Now, it might be that Gimbel will deny that his theory produces the outcome I suggest, and if so, I suspect he will claim that a transphobic joke is by its nature "rough". But, first, he hasn't really explained what roughness amounts to, so there's at least more work to be done here. And second, the outcome I suggest appears fully in line with what Gimbel says elsewhere in the book. He writes:
All else being equal (that is, if I have no prior reason to believe you harbor biased views), if you tell me an iconic ethnic joke and it is indeed very clever, then the inference I would make is that you are a clever person who tells a good joke and that the joke you told was only a joke. (133)

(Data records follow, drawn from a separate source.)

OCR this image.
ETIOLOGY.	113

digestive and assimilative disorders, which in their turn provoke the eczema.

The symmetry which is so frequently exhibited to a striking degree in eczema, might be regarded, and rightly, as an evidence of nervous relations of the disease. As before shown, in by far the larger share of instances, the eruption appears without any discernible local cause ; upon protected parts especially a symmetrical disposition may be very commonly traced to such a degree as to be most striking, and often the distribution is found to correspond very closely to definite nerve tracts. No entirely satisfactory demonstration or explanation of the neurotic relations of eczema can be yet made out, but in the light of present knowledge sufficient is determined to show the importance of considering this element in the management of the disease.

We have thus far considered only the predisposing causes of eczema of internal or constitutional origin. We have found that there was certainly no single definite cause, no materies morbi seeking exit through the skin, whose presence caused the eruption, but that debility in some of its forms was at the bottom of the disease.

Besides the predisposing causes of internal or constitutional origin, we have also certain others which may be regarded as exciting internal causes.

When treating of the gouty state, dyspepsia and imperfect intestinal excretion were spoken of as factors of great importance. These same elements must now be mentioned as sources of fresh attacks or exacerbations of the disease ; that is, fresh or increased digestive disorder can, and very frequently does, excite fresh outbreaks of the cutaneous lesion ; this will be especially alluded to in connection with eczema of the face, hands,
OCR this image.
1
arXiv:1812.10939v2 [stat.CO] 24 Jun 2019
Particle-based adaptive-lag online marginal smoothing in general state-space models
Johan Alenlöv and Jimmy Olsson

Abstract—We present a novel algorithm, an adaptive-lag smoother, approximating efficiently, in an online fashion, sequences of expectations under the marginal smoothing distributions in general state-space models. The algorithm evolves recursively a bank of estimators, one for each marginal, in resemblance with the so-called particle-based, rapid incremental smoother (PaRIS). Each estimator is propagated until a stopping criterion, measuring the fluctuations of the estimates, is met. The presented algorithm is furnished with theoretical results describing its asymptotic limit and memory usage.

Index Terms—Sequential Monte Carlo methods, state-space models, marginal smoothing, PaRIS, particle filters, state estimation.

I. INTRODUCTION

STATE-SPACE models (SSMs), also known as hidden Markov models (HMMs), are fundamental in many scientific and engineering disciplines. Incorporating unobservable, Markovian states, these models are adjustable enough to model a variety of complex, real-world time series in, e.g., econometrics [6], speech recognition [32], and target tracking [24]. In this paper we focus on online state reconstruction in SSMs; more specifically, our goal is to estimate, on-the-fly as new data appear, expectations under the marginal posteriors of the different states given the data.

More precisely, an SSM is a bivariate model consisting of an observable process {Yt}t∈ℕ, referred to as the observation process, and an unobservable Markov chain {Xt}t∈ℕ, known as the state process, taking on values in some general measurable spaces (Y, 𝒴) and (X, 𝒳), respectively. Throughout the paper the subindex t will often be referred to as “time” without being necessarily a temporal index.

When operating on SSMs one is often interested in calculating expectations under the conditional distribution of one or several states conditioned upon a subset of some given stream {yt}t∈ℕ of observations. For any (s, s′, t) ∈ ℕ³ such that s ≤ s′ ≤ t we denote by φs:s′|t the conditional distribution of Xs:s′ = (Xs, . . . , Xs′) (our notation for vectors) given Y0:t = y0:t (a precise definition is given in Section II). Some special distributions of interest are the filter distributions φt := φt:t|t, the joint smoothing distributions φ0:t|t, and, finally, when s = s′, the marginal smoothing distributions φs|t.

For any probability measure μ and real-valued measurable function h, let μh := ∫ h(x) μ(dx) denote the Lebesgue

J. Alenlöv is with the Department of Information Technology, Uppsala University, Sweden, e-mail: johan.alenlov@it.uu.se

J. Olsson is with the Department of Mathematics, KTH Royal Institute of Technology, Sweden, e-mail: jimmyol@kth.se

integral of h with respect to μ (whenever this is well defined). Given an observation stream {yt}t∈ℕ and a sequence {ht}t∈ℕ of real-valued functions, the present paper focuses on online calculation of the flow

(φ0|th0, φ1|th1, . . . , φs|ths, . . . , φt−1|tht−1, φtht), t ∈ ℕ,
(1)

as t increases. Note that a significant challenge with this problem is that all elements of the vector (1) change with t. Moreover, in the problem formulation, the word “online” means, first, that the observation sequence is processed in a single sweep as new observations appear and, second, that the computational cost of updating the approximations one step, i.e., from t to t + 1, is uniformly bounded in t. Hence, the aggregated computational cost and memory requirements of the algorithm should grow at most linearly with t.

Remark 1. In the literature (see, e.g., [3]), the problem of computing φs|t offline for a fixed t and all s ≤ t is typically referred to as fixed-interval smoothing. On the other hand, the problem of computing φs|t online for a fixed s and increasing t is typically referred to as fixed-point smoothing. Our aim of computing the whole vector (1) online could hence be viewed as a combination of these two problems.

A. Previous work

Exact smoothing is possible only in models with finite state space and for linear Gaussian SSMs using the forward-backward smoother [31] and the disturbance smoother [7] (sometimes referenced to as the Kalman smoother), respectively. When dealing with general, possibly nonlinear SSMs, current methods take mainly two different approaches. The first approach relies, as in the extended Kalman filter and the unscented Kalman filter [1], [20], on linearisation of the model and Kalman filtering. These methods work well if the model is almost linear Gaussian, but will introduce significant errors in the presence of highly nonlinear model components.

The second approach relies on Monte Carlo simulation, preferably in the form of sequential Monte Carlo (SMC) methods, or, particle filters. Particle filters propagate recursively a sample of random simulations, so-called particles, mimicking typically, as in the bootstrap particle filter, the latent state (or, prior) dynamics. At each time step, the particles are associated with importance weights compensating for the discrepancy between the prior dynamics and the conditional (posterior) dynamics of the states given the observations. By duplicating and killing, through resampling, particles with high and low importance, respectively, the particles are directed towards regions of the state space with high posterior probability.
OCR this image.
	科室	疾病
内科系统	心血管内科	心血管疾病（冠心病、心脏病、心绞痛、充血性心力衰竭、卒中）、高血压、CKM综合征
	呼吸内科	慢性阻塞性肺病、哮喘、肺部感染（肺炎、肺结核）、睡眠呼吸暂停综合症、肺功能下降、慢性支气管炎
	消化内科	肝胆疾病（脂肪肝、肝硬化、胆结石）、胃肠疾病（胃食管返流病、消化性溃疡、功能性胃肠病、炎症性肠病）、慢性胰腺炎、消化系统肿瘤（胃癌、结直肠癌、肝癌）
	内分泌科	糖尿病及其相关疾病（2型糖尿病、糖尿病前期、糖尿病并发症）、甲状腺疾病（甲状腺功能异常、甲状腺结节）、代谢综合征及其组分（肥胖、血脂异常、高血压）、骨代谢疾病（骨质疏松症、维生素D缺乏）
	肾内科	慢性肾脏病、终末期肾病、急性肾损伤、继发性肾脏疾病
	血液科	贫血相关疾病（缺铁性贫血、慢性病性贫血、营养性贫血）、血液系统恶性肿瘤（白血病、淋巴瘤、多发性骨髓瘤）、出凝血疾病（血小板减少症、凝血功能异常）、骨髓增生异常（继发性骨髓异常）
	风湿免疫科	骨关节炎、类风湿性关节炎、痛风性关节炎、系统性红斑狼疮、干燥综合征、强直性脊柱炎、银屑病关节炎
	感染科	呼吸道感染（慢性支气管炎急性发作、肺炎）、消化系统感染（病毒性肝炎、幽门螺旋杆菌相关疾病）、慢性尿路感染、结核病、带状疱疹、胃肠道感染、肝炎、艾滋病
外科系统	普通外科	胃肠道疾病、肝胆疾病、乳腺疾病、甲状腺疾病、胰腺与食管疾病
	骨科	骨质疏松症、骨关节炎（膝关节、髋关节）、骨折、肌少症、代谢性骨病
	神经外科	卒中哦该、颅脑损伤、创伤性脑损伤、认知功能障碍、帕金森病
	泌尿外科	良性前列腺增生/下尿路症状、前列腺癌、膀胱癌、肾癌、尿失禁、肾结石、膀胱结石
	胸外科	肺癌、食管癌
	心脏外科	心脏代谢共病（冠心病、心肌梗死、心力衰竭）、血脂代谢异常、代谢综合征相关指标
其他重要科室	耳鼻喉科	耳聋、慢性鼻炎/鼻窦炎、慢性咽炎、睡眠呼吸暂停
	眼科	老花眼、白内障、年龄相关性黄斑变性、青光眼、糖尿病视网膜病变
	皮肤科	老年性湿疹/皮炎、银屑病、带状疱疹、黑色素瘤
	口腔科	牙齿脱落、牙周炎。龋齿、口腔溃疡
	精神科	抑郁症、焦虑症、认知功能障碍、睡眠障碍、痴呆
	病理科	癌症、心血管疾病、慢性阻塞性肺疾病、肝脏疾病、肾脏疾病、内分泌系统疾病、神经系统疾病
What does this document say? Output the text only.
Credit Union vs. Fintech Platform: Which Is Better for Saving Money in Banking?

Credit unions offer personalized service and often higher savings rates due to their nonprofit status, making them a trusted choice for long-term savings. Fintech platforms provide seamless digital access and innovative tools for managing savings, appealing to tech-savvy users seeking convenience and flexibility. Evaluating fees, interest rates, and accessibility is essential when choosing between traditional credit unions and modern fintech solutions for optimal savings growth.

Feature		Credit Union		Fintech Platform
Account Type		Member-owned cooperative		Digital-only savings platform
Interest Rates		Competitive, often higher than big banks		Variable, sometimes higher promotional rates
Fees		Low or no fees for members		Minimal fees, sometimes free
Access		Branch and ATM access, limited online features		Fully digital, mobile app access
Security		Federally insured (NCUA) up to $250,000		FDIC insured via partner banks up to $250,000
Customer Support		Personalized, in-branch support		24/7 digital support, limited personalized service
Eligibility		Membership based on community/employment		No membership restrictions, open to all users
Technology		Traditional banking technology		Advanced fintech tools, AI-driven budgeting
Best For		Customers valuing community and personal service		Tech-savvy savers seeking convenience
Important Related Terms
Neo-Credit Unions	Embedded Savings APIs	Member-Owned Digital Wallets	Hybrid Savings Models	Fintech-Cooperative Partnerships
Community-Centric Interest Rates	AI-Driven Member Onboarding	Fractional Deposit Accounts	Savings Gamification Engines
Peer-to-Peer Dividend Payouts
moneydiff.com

It seems I'm different from Gimbel in this regard: if someone tells an "iconic ethnic joke" about trans people, I will almost certainly now assume that person is a bigot, regardless of what I previously believed about them, or the venue in which the joke is told. Gimbel seems to believe that "pure" joking occurs in something like Lewis Carroll's Wonderland: a domain of innocent wordplay, but "joke worlds" (whether the world of the HBO special, the comedy club, the Friars Club, or the White House Correspondents' Dinner) are very much in the real world. There are no ethical free-for-all zones. There are no joke worlds.
Gimbel dedicates a substantial portion of Chapter 6 ("Can't You Take a Joke?") to the question of when we can tell "iconic ethnic jokes," leading to this result. But his responses to theories limiting such tellings rely on his assumption of wrong-as-harm (which, as I've said, I find questionable), and his idea of icons (which, given its breadth, is ill-defined, and problematically trades on the idea that jokes about ethnic types are at a remove from the real world). So, Gimbel's book's greatest virtue (beyond how wonderful Chapter 1 is -- again, I can't stress that enough) is that it provides us with analytical architecture and linguistic tools for working with humor and comedy. But architecture can be faulty and tools can be defective, and these may need further refinement before we go relying on them. Gimbel's, I think, risk bringing the house down (see what I did there?).